Aberdeen-headquartered Dolphin Drilling (OSLO: DDRIL) has said “up to 500 offshore vessels” in the North Sea could be affected by court decisions in its ongoing dispute with tax officials.
Earlier this year, the offshore driller vowed to take its legal battle with HMRC to the UK’s Supreme Court after it lost its £12.8m tax case in December.
The dispute stems from a tax deduction claim by Dolphin in 2014 and 2015 after its (now decommissioned) Borgsten Dolphin rig was on hire with TotalEnergies on its North Sea Dunbar asset.
Under 2010 corporation tax law, profits from “relevant assets” for oil and gas activities have been ring-fenced, provided they are movable or “can be used” to drill for oil or provide accommodation for offshore workers.
However, if the accommodation of workers – as took place with the Borgsten Dolphin – is deemed to be more than “incidental” to the contract, than an exemption to that rule applies.

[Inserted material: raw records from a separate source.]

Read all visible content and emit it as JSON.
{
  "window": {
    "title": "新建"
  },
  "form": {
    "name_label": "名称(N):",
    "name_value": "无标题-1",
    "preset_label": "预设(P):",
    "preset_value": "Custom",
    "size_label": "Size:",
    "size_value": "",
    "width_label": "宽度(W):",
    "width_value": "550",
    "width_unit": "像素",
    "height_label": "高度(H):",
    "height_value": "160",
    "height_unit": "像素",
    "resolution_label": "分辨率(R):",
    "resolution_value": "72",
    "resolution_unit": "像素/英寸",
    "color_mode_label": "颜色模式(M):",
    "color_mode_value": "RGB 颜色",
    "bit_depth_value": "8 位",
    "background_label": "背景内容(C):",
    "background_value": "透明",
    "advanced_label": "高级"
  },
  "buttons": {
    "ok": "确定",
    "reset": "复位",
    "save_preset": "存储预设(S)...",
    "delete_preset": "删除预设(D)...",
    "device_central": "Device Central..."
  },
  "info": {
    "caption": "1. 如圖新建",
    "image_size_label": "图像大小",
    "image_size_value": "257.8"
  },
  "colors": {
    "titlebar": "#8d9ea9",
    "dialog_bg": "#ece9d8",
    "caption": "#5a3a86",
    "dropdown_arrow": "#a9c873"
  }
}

HMRC argued successfully that the accommodation on Borgsten Dolphin was more than incidental to the work, while Dolphin’s Stephen Cox argues the opposite, saying “you have to dig to page 200 or something before you find any reference to ‘we need accommodation’”.
The ruling set a new precedent with wide implications on what tax can and cannot be claimed under the legislation.
‘Compelling grounds for appeal’ in HMRC case
Releasing its fourth quarter update, Dolphin said there are “several compelling grounds” as to why its appeal should be heard by the Supreme Court.
The company said that the interpretation of the rules could “potentially impact a significant number of 500 offshore vessels and units currently operating in the region today”.
Meanwhile, Dolphin said its revenue backlog included rose to over $1.1 billion in the fourth quarter, including $480m in firm orders and $674m in letters of intent (LOI) and options periods.
The company announced total revenues in the fourth quarter of $23.6 million and an earnings before interest, taxes, depreciation and amortisation (EBITDA) result of $2.8m.